Il cancello di un cimitero che si chiude. Che si sta chiudendo, anzi. E dentro c’è una ragazza. Una ragazza che sente all’ultimo momento il richiamo del custode, e corre con il fiato in gola lungo i sentieri ricavati fra le lapidi, e la ghiaia si infila nelle sue scarpette, e il vestito la impaccia. Perché era elegante, la ragazza. Si era fatta bella per incontrare il fidanzato, in gran segreto, fingendo di andare  a pregare sulla tomba di suo padre. Ma, ecco, era arrivata in ritardo all’appuntamento, e si era persa, ed era così lontana dall’uscita e così assorta nei pensieri da non accorgersi dell’ora, e l’avvertimento è arrivato tardi, e il crepuscolo è già sceso, e le lapidi stanno confondendosi l’una con l’altra, non sono che uno scintillio cupo nel grigio scuro dell’aria.
E il cancello è chiuso.
Quando la notte scende, comincia l’orrore. Quello che si immagina doveroso per una ragazza intrappolata fra i morti. E quello vero. Che striscia, respira, insegue. E uccide, proprio mentre la salvezza sembra a portata di mano. Quello stesso orrore che, strisciando dall’oscurità di un tunnel, ha straziato un’altra ragazza che la madre aveva mandato a comprare carbone. Quello che si nasconderà nelle zone d’ombra di un giardino, spiando due amiche che cenano in allegria, per farne a pezzi una.
Avviene nella città di Ciudad Real, che non esiste. Ma, molto più tardi, a Ciudad Juarez, altre ragazze moriranno davvero, massacrate da un orrore senza nome. Allora, non lo sapevo. Ma quando ho avuto fra le mani L’alibi nero di Cornell Woolrich (dopo anni di letture adolescenziali che ruotavano attorno ad Agatha Christie), ho scoperto cosa significasse la paura.
Anzi, cosa significasse letteratura nera.

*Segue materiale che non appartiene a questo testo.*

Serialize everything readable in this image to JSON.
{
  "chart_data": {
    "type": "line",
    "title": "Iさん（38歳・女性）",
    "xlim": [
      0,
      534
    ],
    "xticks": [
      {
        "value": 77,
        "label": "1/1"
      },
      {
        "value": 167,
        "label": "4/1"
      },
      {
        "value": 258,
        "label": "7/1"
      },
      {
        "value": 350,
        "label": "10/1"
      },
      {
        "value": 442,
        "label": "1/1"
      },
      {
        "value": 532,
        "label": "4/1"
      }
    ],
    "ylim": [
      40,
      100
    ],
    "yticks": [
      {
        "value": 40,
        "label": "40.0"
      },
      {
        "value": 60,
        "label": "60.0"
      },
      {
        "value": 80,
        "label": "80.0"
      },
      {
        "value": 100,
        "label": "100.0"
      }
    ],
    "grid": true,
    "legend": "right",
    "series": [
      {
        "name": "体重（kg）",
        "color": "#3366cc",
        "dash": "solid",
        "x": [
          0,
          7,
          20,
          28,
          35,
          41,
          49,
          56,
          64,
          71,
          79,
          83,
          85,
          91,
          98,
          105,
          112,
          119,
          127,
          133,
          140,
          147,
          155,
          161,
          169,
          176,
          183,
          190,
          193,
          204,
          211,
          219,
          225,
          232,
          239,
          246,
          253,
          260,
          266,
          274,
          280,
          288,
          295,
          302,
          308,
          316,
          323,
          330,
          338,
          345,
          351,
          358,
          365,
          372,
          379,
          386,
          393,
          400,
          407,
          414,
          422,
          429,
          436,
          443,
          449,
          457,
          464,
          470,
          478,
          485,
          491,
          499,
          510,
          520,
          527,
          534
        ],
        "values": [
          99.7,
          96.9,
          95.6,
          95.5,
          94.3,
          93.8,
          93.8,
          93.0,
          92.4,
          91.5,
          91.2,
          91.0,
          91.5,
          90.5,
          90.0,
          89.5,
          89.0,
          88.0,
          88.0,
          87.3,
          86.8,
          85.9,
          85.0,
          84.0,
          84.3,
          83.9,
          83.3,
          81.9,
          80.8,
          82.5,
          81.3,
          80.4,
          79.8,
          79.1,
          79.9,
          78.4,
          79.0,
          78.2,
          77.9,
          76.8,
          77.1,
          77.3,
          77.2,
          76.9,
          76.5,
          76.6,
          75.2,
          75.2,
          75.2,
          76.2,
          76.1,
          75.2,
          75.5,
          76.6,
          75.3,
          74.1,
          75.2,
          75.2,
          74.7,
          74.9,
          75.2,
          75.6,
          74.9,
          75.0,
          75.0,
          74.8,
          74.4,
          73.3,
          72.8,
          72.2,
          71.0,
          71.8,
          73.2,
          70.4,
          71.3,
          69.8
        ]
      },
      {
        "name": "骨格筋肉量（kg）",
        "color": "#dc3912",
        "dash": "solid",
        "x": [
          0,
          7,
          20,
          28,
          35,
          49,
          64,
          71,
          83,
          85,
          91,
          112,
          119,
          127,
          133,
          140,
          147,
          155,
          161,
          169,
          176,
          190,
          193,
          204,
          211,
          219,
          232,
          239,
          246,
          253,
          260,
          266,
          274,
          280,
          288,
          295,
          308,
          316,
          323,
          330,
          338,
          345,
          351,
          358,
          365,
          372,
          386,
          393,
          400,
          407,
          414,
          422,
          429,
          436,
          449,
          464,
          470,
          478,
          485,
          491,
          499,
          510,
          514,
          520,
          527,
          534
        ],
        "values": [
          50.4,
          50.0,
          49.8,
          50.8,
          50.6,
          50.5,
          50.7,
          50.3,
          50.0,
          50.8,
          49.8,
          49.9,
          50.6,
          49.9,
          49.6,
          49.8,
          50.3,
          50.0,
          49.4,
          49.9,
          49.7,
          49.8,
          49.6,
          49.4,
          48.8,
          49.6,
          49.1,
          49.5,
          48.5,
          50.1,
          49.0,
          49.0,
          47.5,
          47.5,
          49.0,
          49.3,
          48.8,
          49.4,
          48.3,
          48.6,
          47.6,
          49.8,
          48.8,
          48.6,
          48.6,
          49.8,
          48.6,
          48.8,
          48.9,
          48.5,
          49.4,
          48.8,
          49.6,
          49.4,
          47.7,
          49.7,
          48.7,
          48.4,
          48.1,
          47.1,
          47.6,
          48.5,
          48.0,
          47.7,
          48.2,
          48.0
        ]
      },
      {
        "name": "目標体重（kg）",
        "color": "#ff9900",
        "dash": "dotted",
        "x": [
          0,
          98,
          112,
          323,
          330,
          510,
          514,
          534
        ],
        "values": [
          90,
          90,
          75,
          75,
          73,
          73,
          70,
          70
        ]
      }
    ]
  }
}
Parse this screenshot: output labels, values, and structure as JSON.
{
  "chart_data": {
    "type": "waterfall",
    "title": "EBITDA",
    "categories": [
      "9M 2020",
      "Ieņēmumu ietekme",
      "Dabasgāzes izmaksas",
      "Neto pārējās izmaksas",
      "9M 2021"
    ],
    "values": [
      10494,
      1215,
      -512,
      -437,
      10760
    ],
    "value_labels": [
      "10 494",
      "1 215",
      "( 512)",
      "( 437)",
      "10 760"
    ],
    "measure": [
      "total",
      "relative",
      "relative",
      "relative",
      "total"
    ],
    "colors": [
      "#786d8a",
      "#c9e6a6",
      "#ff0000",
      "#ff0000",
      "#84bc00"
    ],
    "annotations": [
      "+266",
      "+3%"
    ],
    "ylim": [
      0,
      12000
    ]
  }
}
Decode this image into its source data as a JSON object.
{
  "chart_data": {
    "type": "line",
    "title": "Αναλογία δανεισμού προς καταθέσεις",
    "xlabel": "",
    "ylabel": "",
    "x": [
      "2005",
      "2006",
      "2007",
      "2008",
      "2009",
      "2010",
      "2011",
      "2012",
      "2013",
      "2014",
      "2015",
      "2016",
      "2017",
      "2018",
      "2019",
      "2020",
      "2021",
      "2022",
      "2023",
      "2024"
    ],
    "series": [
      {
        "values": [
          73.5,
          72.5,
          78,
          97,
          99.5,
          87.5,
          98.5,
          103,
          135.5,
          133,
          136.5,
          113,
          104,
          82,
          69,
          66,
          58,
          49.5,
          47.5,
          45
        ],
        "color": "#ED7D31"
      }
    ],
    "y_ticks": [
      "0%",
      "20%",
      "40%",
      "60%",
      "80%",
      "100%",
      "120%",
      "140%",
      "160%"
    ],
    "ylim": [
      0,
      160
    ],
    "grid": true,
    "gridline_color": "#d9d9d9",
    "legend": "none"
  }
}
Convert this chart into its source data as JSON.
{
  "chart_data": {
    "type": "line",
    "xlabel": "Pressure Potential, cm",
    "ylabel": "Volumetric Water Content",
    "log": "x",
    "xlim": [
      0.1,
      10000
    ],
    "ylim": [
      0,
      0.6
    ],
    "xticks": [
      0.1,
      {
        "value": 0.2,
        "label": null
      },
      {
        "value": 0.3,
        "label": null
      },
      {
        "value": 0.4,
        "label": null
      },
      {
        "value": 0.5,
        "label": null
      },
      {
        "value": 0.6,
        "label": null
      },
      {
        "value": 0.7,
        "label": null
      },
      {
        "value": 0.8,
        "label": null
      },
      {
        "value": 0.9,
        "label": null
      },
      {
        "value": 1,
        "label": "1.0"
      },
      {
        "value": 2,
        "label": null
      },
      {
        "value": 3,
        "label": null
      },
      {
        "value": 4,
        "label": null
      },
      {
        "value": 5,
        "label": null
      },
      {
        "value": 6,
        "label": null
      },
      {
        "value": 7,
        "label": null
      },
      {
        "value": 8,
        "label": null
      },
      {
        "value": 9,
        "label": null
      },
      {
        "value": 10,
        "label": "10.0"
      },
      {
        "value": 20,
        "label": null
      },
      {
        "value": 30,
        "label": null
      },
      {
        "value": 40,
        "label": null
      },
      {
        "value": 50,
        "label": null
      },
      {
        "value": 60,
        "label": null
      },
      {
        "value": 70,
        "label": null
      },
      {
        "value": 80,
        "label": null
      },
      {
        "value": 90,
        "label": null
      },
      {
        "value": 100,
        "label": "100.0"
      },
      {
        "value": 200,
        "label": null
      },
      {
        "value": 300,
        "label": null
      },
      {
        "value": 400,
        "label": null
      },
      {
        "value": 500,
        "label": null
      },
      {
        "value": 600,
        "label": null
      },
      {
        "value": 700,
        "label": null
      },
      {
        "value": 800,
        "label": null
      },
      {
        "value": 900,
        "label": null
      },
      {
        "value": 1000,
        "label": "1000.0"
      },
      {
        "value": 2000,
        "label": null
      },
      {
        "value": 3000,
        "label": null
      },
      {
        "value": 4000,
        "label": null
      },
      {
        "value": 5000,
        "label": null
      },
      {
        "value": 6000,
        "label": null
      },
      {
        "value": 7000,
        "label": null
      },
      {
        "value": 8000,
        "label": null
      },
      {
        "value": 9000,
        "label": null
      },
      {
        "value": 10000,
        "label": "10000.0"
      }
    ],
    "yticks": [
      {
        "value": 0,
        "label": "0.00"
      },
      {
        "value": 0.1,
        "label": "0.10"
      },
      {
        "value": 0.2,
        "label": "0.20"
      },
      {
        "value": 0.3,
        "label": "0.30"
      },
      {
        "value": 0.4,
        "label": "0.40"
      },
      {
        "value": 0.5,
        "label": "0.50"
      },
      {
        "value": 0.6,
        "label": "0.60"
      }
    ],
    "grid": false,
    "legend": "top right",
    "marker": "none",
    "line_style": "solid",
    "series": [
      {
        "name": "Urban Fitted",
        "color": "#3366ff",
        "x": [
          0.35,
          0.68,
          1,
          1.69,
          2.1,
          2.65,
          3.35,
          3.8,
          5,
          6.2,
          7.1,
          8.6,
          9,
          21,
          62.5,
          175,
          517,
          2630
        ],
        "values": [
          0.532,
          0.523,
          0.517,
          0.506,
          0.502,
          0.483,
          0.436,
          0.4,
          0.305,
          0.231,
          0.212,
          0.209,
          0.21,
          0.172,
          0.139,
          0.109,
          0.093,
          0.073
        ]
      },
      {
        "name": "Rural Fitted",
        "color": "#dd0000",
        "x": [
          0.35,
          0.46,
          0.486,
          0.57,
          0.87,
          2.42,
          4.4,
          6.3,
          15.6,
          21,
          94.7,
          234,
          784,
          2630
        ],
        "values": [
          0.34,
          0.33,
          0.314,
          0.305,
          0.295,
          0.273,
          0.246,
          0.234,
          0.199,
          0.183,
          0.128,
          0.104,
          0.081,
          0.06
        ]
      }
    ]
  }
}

Woolrich non scrive, semplicemente, noir. Capita – e capita nella maggior parte dei casi, anzi – che le sue storie abbiano una spiegazione tutt’altro che sovrannaturale. Eppure, squarcia il confine. Perché l’oscurità che riesce a evocare si agita dentro il cuore di chi ne sarà vittima: è la forma sotto il lenzuolo di cui parla King. Non sei tu a toccarla, è lei che si alza e ti imprigiona in un abbraccio freddo.
Quello è stato il mio primo passo nel cono d’ombra. Da allora, ho sempre pensato che da quella oscurità si possa guardare quel che ci avviene davvero nella vita reale (a volte, addirittura, a presagirlo, come in questo caso). Anzi, per quanto mi riguarda, non riesco a fare diversamente (per fortuna).